J’ai en mémoire le discours d’Obama sur l’état de l’Union. Il a donné son appui à  l’accord commercial transatlantique actuellement en discussion, en utilisant les termes free et fair.Comment faire, alors, pour obtenir un accord gagnant-gagnant ? En étant définitivement des partenaires sans être naïfs, et en expliquant aussi que les deux principales économies du monde, si elles aboutissent à des relations free and fair ont tout à y gagner. Nous n’y sommes pas, nous commençons les discussions. Y compris dans le domaine des marchés financiers, dont j’ai la responsabilité. L'enjeu de l'interopabilité des marchés financiers est cruciale.

Peut-t-on établir un bilan de la Commission actuelle avant le début de la campagne des élections européennes ?

Cette Commission a reconstruit une régulation dans le domaine de la crise financière et de sa gestion. C'était au rebours de ce qui a été fait pendant les 25 années précédentes.

Le temps de l’auto-régulation et de la dérégulation est fini. Il y avait deux grandes faiblesses : l'absence de gouvernance dans la zone euro, et cette pensée unique ultralibérale dans le domaine des marchés financiers. Nous avons reconstruit, depuis 4 ans, une gouvernance économique et budgétaire, un règlement de copropriété, et des marchés financiers au service de l’économie réelle plutôt qu'à leur propre service.

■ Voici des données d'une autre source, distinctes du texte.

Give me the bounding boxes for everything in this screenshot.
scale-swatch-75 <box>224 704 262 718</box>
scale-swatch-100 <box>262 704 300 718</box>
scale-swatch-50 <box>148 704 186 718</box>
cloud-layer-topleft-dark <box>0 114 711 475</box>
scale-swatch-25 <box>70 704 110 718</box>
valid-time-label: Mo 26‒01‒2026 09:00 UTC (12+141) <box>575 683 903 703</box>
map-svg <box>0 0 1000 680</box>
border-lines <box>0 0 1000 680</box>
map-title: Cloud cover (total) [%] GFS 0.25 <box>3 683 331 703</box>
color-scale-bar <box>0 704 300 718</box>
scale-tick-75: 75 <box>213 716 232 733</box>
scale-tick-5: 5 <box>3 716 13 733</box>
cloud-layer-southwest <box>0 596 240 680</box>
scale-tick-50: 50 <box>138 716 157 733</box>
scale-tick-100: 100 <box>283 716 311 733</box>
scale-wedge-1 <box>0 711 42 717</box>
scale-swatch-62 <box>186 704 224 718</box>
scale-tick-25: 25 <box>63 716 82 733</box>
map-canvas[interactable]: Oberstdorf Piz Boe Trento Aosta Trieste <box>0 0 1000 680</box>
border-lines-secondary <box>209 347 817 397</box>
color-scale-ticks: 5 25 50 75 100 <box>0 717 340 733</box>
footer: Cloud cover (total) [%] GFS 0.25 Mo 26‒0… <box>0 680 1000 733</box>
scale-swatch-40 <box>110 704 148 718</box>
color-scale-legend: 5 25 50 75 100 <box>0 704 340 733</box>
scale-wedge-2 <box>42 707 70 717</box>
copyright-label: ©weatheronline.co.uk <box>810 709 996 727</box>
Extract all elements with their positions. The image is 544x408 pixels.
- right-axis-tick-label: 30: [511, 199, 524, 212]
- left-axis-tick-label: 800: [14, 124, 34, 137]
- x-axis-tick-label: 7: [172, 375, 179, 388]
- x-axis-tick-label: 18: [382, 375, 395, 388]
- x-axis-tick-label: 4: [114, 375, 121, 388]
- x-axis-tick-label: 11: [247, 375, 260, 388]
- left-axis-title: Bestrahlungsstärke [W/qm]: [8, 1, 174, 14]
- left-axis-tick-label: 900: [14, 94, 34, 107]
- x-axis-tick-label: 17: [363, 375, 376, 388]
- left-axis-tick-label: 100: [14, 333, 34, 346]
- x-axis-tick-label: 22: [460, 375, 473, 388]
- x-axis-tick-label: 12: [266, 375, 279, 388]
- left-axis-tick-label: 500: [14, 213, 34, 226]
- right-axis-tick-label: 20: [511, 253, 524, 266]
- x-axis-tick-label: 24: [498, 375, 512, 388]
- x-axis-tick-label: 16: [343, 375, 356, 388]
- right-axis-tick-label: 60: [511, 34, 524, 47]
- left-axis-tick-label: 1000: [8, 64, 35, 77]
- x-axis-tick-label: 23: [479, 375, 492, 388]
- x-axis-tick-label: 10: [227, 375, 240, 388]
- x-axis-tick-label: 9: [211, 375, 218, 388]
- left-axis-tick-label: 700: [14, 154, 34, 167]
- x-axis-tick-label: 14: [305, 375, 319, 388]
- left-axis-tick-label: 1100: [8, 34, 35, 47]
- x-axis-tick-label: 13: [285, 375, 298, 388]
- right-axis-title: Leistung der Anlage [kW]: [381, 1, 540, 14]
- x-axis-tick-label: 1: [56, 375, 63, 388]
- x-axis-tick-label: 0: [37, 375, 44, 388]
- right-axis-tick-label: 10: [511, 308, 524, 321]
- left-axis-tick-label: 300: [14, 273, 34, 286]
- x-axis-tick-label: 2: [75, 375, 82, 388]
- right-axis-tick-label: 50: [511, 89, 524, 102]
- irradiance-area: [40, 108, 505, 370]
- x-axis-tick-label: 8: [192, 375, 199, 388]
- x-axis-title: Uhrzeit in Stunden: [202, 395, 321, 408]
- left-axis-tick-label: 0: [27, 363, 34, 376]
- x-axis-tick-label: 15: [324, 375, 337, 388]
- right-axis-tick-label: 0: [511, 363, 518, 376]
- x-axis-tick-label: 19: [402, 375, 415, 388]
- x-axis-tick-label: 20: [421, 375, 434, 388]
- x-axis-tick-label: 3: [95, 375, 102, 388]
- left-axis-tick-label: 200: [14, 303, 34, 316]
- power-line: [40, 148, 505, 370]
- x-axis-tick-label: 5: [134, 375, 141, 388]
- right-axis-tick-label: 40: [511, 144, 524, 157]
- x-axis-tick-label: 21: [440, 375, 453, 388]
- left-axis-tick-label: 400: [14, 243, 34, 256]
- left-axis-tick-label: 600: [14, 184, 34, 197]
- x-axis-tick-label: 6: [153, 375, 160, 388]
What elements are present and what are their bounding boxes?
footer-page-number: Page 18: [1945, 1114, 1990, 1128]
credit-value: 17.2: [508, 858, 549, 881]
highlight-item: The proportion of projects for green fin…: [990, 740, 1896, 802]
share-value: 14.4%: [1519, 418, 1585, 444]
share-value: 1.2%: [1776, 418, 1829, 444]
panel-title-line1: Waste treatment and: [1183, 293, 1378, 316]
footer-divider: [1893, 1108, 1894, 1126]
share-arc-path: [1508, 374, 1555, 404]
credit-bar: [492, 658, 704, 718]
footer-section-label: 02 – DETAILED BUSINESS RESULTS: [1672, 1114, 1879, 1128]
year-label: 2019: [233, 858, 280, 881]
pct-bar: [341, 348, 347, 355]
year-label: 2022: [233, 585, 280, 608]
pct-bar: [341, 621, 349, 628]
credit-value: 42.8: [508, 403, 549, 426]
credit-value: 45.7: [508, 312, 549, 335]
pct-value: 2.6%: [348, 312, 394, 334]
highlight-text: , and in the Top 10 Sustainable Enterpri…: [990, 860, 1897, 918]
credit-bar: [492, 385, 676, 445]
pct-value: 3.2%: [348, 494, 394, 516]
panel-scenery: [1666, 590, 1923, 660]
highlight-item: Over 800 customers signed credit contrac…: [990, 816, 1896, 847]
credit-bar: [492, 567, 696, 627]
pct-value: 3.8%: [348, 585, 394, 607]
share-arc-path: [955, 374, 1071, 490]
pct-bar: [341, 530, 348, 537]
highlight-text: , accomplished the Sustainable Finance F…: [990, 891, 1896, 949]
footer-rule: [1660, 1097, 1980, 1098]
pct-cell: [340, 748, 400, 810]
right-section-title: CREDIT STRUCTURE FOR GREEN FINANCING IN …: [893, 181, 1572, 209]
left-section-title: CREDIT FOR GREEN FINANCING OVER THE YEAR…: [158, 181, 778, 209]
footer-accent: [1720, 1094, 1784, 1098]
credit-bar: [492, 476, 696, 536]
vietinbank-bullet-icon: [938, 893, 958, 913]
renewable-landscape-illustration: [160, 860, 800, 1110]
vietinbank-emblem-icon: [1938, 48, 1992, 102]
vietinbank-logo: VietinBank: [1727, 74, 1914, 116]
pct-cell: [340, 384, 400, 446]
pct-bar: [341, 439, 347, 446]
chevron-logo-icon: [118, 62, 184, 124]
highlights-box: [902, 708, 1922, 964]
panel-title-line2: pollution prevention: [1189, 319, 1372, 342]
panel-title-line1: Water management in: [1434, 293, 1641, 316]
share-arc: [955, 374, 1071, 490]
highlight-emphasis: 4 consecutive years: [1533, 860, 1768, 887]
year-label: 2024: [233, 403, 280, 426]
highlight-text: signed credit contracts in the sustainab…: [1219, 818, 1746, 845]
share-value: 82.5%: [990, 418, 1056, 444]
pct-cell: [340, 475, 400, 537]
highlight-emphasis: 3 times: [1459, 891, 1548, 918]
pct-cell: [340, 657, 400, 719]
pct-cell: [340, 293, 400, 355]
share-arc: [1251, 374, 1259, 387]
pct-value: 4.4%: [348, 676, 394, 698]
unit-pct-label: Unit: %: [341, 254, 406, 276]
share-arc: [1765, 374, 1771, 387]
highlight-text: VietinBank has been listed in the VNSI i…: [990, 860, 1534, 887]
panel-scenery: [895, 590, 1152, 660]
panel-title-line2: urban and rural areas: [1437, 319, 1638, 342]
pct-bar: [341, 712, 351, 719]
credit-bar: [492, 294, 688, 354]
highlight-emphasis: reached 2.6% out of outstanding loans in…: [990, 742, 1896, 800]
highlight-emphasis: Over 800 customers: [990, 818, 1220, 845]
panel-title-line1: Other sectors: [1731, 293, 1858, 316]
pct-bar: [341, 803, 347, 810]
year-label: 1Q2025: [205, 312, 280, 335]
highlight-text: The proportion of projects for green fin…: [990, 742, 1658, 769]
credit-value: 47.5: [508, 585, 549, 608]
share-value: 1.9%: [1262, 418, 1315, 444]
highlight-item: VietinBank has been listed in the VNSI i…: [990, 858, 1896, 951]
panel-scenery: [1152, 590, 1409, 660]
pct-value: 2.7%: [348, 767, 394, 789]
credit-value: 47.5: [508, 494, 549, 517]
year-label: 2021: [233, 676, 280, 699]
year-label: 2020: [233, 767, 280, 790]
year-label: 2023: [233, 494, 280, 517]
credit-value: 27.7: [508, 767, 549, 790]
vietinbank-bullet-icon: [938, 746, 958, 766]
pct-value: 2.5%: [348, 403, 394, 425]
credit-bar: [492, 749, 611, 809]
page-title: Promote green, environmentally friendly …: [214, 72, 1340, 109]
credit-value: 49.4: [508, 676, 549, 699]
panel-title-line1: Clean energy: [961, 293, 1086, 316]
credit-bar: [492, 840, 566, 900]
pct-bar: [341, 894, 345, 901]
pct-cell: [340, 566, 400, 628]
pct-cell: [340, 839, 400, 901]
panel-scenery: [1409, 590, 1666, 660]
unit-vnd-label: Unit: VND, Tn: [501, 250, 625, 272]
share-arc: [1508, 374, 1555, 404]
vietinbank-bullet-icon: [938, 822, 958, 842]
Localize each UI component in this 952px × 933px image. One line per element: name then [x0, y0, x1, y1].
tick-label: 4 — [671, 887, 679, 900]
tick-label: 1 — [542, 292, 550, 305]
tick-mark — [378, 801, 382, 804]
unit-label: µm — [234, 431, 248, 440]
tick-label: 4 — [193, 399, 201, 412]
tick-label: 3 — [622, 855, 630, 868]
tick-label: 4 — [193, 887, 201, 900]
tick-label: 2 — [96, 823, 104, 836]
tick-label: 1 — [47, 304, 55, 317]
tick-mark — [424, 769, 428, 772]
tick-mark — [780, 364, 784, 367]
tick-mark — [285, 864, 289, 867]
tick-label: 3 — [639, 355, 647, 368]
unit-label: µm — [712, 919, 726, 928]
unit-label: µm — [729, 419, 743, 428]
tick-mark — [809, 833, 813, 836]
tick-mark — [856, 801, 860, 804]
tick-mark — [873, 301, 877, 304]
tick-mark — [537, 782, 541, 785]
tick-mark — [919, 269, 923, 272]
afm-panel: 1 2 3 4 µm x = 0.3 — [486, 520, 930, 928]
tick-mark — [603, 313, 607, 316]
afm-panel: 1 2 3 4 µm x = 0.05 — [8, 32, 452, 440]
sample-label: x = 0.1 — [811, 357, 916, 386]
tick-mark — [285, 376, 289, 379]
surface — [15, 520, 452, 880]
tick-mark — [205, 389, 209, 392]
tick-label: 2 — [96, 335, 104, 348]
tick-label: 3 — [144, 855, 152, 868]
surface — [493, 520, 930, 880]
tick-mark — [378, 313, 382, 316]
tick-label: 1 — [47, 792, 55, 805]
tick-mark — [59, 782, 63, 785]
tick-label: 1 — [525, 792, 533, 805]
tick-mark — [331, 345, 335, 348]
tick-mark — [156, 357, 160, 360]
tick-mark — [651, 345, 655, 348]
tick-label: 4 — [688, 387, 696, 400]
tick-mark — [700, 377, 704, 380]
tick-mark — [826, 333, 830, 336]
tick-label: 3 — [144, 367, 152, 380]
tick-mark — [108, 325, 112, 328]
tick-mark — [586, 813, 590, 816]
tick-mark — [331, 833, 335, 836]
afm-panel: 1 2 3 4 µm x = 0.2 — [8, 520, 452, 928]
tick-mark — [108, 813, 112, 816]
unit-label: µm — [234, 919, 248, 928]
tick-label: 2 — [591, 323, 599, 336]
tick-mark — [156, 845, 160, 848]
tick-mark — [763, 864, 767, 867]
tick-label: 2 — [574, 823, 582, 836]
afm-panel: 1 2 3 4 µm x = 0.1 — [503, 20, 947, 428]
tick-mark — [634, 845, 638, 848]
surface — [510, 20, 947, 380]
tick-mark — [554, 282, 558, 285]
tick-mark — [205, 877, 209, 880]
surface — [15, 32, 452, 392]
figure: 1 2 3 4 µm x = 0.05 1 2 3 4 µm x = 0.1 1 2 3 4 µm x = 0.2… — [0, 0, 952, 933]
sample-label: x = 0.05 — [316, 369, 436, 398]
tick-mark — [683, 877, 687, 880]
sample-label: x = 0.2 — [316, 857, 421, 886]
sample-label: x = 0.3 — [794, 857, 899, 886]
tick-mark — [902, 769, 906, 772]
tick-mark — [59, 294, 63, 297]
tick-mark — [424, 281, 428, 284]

Qu’est-ce qui reste devant nous pour les années qui viennent ? Le défi de la compétitivité, dont l’une des clés est une nouvelle politique industrielle. Une voie unique et forte pour négocier sans naïveté avec les Américains et Chinois. Une politique de défense que j’ai commencée avec le commissaireTajani, à esquisser dans ma communication du mois de juillet. C'est la première fois que la Commission fait une communication sur l'industrie de la défense qui va aussi loin. Il reste aussi, après que Catherine Ashton ait fait un travail difficile et courageux pour mettre en place un service diplomatique, il reste à intensifier cette culture diplomatique commune pour avoir une politique étrangère commune.